FEM-Bench: A Structured Scientific Reasoning Benchmark for Evaluating Code-Generating LLMs

Researchers introduce FEM-Bench, a scientific reasoning benchmark designed to evaluate large language models' ability to generate correct finite element method (FEM) code for computational mechanics problems. Despite the simplicity of introductory-level tasks, current state-of-the-art LLMs show inconsistent performance, with Gemini 3 Pro completing 30/33 tasks at least once and GPT-5 achieving 73.8% success on unit test writing.

FEM-Bench addresses a significant gap in AI evaluation frameworks by establishing rigorous metrics for assessing whether LLMs can generate scientifically valid code for physical modeling. Computational mechanics provides an ideal testing ground because it requires strict mathematical adherence, enforces clear physical constraints, and enables objective verification—eliminating subjective evaluation common in other AI benchmarks. The benchmark's design reflects a broader industry shift toward evaluating AI systems on domain-specific technical competencies rather than general reasoning tasks.

The performance data reveals a concerning pattern: even simplified graduate-level computational mechanics problems expose meaningful weaknesses in current leading models. The gap between best-case performance (30/33 one-time completions) and reliable performance (26/33 all five attempts) demonstrates that LLMs generating scientific code remain unreliable, introducing significant risk for researchers and engineers who might deploy these models for actual physical simulations. This unreliability stems from LLMs' difficulty maintaining precise mathematical reasoning and numerical stability across varied problem instances.

For the AI development community, FEM-Bench provides essential infrastructure for tracking progress in scientific reasoning capabilities. As models evolve toward more sophisticated physical reasoning and world modeling—acknowledged goals in LLM advancement—structured evaluation frameworks become critical. This benchmark establishes measurable baselines for comparing future model iterations.

The practical implications extend to developers building AI-assisted scientific computing tools. Until LLMs reliably solve FEM-Bench tasks consistently, automated scientific code generation remains a supplementary tool requiring expert human validation rather than a reliable primary method.
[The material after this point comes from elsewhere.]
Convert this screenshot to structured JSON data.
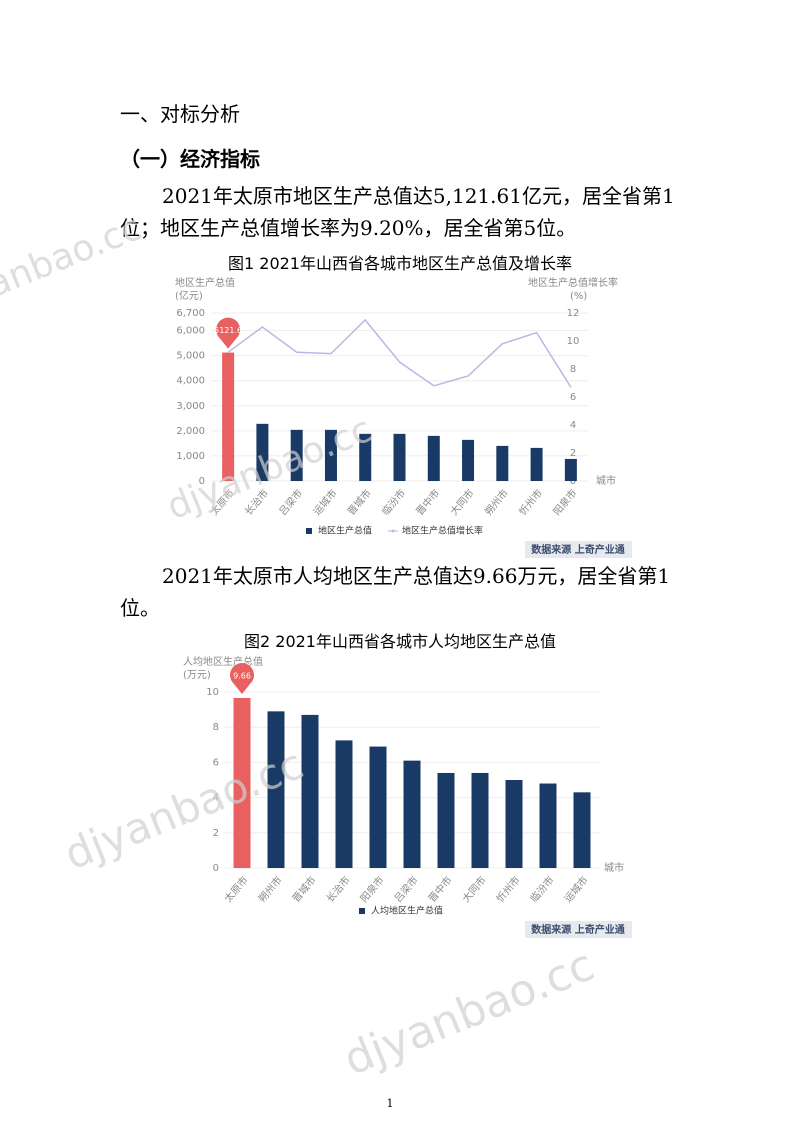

Future iterations incorporating more complex problems will likely expose even greater performance gaps.

• →FEM-Bench establishes the first rigorous benchmark for evaluating LLM-generated finite element method code with objective success criteria.
• →State-of-the-art models show significant reliability gaps: Gemini 3 Pro solved 79% of tasks once but only 79% consistently across five attempts.
• →Current LLMs remain unsuitable for autonomous scientific code generation in computational mechanics without expert validation.
• →The benchmark creates measurable baselines for tracking AI progress in physical reasoning and mathematical modeling capabilities.
• →Performance variation across models indicates that scientific reasoning capability is not yet a solved problem in LLM development.